Pourquoi est-ce important pour les producteurs de poulet et leur secteur? Quelques entreprises y ont vu une occasion de contourner les règles commerciales et d’importer encore plus de poulet au Canada. En ajoutant de la sauce à une boîte d’ailes de poulet ou de la farce à une poitrine de poulet non cuite, ces entreprises créent délibérément des produits dont le seul but est de se soustraire aux contrôles d’importation.

Que peut-on faire? La solution est simple et sa mise en œuvre relève entièrement du ressort du gouvernement fédéral. Il suffit que celui-ci rétablisse dans la Liste tarifaire canadienne les exigences relatives à la sauce et à la cuisson qu’il a déjà négociées dans les engagements pris par le Canada à l’OMC.

Notre intérêt à l’égard du commerce international est équilibré. Nous soutenons la position commerciale équilibrée du Canada qui garantit des bénéfices sur le plan de l’accès au marché pour les exportateurs canadiens, tout en préservant l’intégrité des systèmes de gestion de l’offre au Canada. Non seulement ces questions ont-elles une incidence sur la qualité du poulet que vous achetez, mais également sur les emplois et le revenu économique associé au secteur de la volaille.

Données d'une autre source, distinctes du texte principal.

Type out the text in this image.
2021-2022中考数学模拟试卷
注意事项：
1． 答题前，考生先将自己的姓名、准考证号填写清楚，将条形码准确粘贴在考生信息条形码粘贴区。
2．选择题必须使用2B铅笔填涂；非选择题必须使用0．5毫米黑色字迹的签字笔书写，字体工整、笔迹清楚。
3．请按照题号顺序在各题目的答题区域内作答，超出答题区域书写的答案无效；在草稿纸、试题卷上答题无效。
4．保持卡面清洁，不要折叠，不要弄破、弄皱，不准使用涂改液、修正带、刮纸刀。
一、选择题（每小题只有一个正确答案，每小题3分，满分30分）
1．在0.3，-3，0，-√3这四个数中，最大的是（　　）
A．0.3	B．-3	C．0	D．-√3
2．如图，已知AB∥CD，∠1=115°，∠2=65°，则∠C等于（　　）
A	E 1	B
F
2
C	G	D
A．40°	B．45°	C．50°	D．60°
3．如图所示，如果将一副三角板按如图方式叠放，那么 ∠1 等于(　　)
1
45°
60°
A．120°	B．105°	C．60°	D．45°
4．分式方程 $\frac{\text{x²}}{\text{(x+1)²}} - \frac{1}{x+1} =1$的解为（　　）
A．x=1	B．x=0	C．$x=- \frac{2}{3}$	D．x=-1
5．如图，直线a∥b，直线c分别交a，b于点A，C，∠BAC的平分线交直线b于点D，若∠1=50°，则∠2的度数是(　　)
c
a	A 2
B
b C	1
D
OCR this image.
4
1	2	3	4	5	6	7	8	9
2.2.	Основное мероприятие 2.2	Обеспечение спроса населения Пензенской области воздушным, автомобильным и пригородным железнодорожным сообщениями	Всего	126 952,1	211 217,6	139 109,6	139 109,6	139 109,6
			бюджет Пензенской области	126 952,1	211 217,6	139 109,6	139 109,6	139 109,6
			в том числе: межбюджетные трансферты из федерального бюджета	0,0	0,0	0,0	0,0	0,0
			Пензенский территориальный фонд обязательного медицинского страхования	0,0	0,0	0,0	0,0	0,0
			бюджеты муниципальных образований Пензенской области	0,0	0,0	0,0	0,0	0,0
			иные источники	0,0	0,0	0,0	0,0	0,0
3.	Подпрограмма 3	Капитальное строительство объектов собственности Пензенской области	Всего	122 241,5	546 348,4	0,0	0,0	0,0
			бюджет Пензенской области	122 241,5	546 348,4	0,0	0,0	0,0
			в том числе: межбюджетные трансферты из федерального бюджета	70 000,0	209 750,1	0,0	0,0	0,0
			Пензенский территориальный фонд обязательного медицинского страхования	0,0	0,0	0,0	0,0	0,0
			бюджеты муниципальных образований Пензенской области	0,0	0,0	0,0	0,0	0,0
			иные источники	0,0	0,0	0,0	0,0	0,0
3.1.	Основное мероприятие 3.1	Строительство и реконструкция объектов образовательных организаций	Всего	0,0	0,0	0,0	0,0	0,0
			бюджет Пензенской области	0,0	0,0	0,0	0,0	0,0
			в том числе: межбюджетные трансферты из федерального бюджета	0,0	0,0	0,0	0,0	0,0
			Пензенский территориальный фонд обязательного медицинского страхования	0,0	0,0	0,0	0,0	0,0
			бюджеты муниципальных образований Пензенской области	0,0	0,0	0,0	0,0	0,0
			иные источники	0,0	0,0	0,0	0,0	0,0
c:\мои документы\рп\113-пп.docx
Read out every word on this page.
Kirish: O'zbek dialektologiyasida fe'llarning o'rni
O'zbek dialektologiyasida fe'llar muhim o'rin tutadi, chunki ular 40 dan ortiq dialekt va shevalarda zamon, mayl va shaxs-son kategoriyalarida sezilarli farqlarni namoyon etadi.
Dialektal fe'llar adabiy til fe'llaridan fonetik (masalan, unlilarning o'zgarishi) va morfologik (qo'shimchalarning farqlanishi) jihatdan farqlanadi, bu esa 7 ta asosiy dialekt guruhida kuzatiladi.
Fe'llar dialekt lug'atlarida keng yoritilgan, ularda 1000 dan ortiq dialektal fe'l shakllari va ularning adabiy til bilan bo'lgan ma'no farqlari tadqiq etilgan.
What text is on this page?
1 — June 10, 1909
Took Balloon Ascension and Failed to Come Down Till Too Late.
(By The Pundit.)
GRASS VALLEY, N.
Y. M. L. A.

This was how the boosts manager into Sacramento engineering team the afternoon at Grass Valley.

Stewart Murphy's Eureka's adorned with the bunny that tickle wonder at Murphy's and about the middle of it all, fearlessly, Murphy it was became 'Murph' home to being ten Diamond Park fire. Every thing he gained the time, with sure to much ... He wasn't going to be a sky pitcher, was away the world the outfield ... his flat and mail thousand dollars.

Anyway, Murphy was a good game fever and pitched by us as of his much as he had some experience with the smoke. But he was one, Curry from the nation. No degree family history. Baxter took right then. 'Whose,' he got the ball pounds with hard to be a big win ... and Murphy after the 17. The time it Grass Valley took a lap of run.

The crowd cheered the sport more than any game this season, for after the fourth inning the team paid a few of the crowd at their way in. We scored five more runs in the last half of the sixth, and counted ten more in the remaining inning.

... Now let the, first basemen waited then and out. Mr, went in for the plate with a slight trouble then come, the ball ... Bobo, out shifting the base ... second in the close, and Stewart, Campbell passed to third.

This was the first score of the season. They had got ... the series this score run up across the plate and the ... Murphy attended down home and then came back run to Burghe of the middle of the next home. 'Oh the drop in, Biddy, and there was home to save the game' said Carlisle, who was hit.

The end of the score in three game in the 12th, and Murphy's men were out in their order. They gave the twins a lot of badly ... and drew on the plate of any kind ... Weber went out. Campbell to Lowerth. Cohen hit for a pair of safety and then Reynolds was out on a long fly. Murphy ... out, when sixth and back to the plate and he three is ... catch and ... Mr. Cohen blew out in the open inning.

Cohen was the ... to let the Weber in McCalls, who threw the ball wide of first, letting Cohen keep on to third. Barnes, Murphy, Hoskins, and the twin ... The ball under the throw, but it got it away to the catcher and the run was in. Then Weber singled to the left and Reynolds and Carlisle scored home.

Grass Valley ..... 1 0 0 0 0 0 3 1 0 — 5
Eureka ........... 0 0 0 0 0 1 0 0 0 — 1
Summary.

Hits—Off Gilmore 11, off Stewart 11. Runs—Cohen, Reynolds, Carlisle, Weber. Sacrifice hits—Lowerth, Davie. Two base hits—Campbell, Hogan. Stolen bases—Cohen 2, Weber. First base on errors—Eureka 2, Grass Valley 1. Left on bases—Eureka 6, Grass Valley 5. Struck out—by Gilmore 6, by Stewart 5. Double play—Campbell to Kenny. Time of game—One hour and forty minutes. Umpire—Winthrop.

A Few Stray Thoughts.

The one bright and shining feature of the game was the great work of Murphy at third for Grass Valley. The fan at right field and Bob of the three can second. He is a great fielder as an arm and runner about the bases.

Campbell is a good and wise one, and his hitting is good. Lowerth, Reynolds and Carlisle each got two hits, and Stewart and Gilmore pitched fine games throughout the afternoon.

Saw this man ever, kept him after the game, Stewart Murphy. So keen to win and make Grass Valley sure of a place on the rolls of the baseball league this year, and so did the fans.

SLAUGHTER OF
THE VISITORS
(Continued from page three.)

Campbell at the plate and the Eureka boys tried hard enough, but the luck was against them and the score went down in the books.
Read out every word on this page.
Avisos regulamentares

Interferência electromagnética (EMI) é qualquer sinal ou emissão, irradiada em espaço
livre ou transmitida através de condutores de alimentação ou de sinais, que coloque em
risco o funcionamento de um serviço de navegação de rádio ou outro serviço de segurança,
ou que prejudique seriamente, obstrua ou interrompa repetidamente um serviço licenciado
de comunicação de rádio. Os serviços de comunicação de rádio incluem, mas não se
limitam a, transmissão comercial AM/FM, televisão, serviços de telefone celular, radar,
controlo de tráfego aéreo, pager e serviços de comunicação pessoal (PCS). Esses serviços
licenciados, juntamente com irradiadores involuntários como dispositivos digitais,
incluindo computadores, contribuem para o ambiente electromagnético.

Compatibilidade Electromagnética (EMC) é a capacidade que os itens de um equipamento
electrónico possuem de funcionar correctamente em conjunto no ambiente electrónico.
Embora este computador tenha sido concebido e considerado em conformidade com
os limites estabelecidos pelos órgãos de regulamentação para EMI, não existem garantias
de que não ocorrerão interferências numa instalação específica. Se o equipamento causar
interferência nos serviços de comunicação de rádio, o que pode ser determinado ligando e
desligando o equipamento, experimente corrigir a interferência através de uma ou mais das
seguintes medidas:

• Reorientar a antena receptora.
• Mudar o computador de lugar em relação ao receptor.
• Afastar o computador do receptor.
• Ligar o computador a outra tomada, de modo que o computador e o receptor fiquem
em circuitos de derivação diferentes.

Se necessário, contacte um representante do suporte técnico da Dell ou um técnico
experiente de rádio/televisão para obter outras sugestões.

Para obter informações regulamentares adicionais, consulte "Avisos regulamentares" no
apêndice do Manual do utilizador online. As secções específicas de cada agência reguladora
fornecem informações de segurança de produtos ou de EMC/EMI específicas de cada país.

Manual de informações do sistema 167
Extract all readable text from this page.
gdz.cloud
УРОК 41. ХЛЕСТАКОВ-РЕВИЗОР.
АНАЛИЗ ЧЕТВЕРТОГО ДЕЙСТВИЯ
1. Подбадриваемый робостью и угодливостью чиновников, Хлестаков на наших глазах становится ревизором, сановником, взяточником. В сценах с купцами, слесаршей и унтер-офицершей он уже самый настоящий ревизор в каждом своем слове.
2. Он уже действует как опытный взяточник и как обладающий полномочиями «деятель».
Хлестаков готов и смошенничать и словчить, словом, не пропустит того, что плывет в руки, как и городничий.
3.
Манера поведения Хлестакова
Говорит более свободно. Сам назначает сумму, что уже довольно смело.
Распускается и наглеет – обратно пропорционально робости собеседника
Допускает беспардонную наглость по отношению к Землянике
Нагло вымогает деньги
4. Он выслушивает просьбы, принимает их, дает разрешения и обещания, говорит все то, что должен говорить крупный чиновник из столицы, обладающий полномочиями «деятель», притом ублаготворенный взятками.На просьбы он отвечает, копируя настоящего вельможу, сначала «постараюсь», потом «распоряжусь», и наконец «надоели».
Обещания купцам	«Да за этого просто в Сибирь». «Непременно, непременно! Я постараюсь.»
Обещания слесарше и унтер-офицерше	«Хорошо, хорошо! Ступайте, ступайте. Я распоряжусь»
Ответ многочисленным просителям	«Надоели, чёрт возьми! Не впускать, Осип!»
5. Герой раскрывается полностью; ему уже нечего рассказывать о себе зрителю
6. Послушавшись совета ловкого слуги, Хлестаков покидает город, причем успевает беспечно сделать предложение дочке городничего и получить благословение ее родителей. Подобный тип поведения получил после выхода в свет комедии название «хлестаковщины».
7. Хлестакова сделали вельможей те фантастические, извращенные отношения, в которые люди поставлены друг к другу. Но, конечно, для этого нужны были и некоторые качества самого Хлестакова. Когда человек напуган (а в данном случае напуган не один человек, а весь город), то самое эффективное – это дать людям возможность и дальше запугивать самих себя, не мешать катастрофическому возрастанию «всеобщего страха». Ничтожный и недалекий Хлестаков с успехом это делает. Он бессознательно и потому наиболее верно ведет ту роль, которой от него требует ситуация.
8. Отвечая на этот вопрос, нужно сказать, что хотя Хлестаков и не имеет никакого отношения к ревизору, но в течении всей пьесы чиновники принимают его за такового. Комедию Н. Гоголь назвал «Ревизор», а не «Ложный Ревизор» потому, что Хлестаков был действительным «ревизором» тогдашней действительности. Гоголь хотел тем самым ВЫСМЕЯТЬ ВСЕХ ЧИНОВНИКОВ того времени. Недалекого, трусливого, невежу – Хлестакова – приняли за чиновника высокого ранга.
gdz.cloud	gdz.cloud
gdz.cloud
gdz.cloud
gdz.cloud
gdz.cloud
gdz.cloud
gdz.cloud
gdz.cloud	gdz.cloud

N’oubliez pas que la gestion de l’offre est la raison pour laquelle vous pouvez trouver du poulet canadien frais, de qualité à votre épicerie locale. Alors, la prochaine fois que vous vous y rendrez, recherchez l’étiquette Élevé par un producteur canadien; ainsi, le poulet que vous achèterez n’est pas seulement élevé au pays, mais il continue de soutenir l’économie canadienne et de créer des emplois stables.